Somewhere along the way, I decided to choose myself. Not in a selfish way. In an honest way. I started listening to what makes me feel alive, calm, excited, at peace. I stopped asking for permission to enjoy my own life.

I’m being unapologetically me.
Intentional with my happiness.
Careful with my energy.
Protective of my well-being.

For once, I’m thinking about myself without guilt. Without explaining. Without shrinking.

It feels like I’m giving my inner child the things she waited so long for—freedom, joy, softness, and space to exist as she is. No more “later.” No more “someday.” Just now.

Life is short. Painfully short.
And if I’m still here, then I want to live it well.

Happily. Fully. Unapologetically.

Tuesday, January 27, 2026

Three Months After

It’s been more than three months since you left.

October 27, 2025 still feels unreal when I say it out loud.

Grief is strange like that.

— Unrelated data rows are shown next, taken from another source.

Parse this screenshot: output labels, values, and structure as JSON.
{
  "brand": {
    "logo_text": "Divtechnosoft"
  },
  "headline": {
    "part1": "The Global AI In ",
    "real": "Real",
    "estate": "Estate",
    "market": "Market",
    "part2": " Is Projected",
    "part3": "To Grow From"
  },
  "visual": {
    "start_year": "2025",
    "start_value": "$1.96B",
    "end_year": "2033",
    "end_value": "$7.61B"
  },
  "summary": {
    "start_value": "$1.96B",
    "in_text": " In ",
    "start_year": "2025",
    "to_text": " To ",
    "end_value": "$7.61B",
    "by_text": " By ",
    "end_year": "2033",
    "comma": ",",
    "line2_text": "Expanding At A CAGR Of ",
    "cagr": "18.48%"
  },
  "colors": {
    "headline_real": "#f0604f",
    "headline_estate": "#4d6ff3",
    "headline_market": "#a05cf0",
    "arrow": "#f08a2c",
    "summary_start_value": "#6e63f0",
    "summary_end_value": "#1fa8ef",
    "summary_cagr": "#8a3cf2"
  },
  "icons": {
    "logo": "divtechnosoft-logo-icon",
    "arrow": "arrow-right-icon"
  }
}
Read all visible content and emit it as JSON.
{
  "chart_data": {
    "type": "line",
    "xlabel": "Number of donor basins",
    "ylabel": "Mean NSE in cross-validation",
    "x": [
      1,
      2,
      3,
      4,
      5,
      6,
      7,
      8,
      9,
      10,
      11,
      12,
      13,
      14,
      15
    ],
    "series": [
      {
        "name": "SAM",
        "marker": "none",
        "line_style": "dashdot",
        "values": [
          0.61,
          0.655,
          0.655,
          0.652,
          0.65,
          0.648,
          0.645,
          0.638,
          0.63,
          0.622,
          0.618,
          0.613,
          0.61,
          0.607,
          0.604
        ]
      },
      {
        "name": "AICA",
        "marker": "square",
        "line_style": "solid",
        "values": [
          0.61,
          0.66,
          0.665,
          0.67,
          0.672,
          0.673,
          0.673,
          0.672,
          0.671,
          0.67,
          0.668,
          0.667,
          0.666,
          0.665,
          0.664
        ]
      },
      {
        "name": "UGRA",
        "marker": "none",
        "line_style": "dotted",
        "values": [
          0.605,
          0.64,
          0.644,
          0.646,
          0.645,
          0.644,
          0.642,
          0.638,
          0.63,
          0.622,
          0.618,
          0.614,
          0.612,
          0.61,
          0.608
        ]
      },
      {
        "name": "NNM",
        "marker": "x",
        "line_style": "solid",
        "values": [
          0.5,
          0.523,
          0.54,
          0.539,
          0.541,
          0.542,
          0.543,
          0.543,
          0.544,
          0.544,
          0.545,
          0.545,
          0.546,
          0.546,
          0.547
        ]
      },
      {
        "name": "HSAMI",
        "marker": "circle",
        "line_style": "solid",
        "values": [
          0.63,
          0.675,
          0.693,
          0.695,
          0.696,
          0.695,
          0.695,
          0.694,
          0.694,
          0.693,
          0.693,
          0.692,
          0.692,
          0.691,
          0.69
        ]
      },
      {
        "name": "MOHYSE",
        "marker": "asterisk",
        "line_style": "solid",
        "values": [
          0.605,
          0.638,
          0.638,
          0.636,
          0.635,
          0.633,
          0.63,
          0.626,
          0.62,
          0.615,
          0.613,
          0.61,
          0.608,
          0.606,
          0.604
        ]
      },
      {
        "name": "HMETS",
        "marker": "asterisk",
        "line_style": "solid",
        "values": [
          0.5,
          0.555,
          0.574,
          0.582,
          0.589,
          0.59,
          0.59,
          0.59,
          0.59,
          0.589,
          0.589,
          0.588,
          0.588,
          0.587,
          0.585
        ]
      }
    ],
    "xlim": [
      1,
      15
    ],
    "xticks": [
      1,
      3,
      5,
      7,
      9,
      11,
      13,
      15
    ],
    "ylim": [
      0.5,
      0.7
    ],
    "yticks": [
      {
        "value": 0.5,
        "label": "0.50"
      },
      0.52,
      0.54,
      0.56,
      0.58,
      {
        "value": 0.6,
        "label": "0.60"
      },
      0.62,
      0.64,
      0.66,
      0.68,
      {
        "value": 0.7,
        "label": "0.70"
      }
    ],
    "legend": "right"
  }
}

Some mornings I wake up fine. Other days, it sits beside me.

You were my stepfather, but you never made me feel like I was anything less than your own. You didn’t try too hard. You didn’t force affection. You just showed up. And somehow, that was enough to make me feel safe.

I am deeply grateful for that.

I’m grateful for the way you loved my mom. Steadily. You chose her every day, even on the ordinary ones. Watching you love her taught me what commitment looks like. What real partnership means.

Sometimes, I still see you. In small moments. A familiar posture. A habit. A memory that suddenly feels present. For a split second, it feels like you’re still here.

And then reality gently taps my shoulder. Maybe I just miss you. The kind that carries gratitude alongside the pain.

Thank you for loving us the way you did.
Thank you for choosing to be part of our lives.

You may be gone, but the way you loved stays.
And I think that’s why I still see you.